MSF to make up for poor undergraduate grades?

Hi all,

I graduated with a B.S. in December of 2011 with a painfully sub-par 2.6 GPA. I want to utilize my firm's tuition reimbursement program in order to get a graduate degree, but I fear that I won't be able to get into any respectable programs with such poor UG grades.

Would it be worth it to go for a MS in Finance to attain a better GPA to use when applying to more advanced graduate programs? If I went and got a MSF from someplace like Hofstra or Pace would it help when it comes to ultimately applying for an MBA or JD? If I nail a 3.5+ in an MSF and get a solid GMAT or LSAT score, would T20 law schools or 1st tier b-schools be attainable even with shitty UG grades?

And before somebody mentions the fact that law school and b-school are very different animals: I'm in Compliance, so I feel like I would be able to professionally utilize either degree.

Thanks for whatever advice you have!

12 Comments
 

Forget about law school. Your GPA is far below what is necessary. Shoot for MBA. What do you do for a living? If you have good work experience (not sure of this considering your GPA), amazing GMAT (assuming you can attain it), great extracurriculurs, etc., you can still make it into a good MBA program.

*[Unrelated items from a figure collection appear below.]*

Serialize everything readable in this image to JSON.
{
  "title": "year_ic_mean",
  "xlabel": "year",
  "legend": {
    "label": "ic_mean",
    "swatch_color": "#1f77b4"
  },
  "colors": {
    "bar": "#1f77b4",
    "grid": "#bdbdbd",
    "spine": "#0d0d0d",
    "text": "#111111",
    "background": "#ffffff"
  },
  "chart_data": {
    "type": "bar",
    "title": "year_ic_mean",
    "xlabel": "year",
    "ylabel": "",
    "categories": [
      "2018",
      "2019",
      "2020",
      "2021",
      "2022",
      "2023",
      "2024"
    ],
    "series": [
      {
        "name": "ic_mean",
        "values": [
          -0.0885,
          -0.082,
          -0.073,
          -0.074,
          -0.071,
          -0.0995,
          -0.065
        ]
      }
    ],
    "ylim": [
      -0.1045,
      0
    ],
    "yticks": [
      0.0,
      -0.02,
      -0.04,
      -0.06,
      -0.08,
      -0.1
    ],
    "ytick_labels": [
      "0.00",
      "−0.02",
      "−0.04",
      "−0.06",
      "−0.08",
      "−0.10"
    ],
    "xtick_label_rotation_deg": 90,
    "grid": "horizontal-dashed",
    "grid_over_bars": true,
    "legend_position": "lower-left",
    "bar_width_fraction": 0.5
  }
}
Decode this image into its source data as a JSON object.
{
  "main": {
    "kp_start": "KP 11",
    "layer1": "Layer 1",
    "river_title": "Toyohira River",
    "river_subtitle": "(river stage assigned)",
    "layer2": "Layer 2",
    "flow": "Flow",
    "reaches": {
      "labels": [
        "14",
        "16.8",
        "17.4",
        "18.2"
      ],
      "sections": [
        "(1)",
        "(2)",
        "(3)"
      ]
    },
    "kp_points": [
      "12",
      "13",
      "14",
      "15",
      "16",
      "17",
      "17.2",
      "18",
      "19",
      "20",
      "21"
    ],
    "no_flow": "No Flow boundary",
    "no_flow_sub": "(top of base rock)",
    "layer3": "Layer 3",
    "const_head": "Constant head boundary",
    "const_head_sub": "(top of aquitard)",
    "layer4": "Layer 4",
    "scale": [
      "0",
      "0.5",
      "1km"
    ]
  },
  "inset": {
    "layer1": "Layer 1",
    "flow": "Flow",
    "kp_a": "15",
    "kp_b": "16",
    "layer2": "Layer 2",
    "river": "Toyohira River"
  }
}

Without top tier work experience and bad ugrad gpa, MSF will help for sure. I would really focus on getting good work experience though.

 
valuationGURUForget about law school. Your GPA is far below what is necessary. Shoot for MBA. What do you do for a living? If you have good work experience (not sure of this considering your GPA), amazing GMAT (assuming you can attain it), great extracurriculurs, etc., you can still make it into a good MBA program.

Without top tier work experience and bad ugrad gpa, MSF will help for sure. I would really focus on getting good work experience though.

I'd say my work experience is okay. I have 3 years of non-related FT experience doing software engineering at a broadcast origination company, a 9 month internship with the SEC, and almost 7 months so far as a Compliance Analyst at a $6b mutual fund. Not grade-A work experience, but I've managed to secure interviews at places like GS and PIMCO. Even with my crappy ass ugpa.

 
valuationGURUForget about law school. Your GPA is far below what is necessary. Shoot for MBA. What do you do for a living? If you have good work experience (not sure of this considering your GPA), amazing GMAT (assuming you can attain it), great extracurriculurs, etc., you can still make it into a good MBA program.

Without top tier work experience and bad ugrad gpa, MSF will help for sure. I would really focus on getting good work experience though.

I'd say my work experience is okay. I have 3 years of non-related FT experience doing software engineering at a broadcast origination company, a 9 month internship with the SEC, and almost 7 months so far as a Compliance Analyst at a $6b mutual fund. Not grade-A work experience, but I've managed to secure interviews at places like GS and PIMCO. Even with my crappy ass ugpa.

 
Best Response

As GURU noted above. Work experience is great, however when applying to top MBA programs, you need to fit the profile they're looking for. If you get a MSF from a sub-par school, it's as useless as not getting one at all.

I think you should gauge how far you are from applying for your MBA. If it isn't far off, you should consider focusing on building an alternate transcript by taking grad courses as a visiting student at a well-ranked school (it sounds like you're in NYC, so NYU is a good bet). As a visiting student, you may not be subject to all the hoops that degree students have to jump through for admission.

Keep in mind that this strategy works for both MSF and MBA admissions, however since you're already working, I think it would be far more productive for you to focus on a MBA admit.

Search through the interview threads on WSO; one user had a 2.7 and made it into a top-10 program. I forget who it was, but it's one of the more prominent users here, and if anyone remembers this thread, please point it out.

And check out the ass-kicking valuationGURU and other WSO users handed me on the topic of MSF programs here:

http://www.wallstreetoasis.com/forums/all-or-nothing-ibd

in it 2 win it
 

Would having a CFA, or at least candidacy for L3 have any beneficial impact? Just out of curiosity if anyone knows.

I was taught that the human brain was the crowning glory of evolution so far, but I think it's a very poor scheme for survival.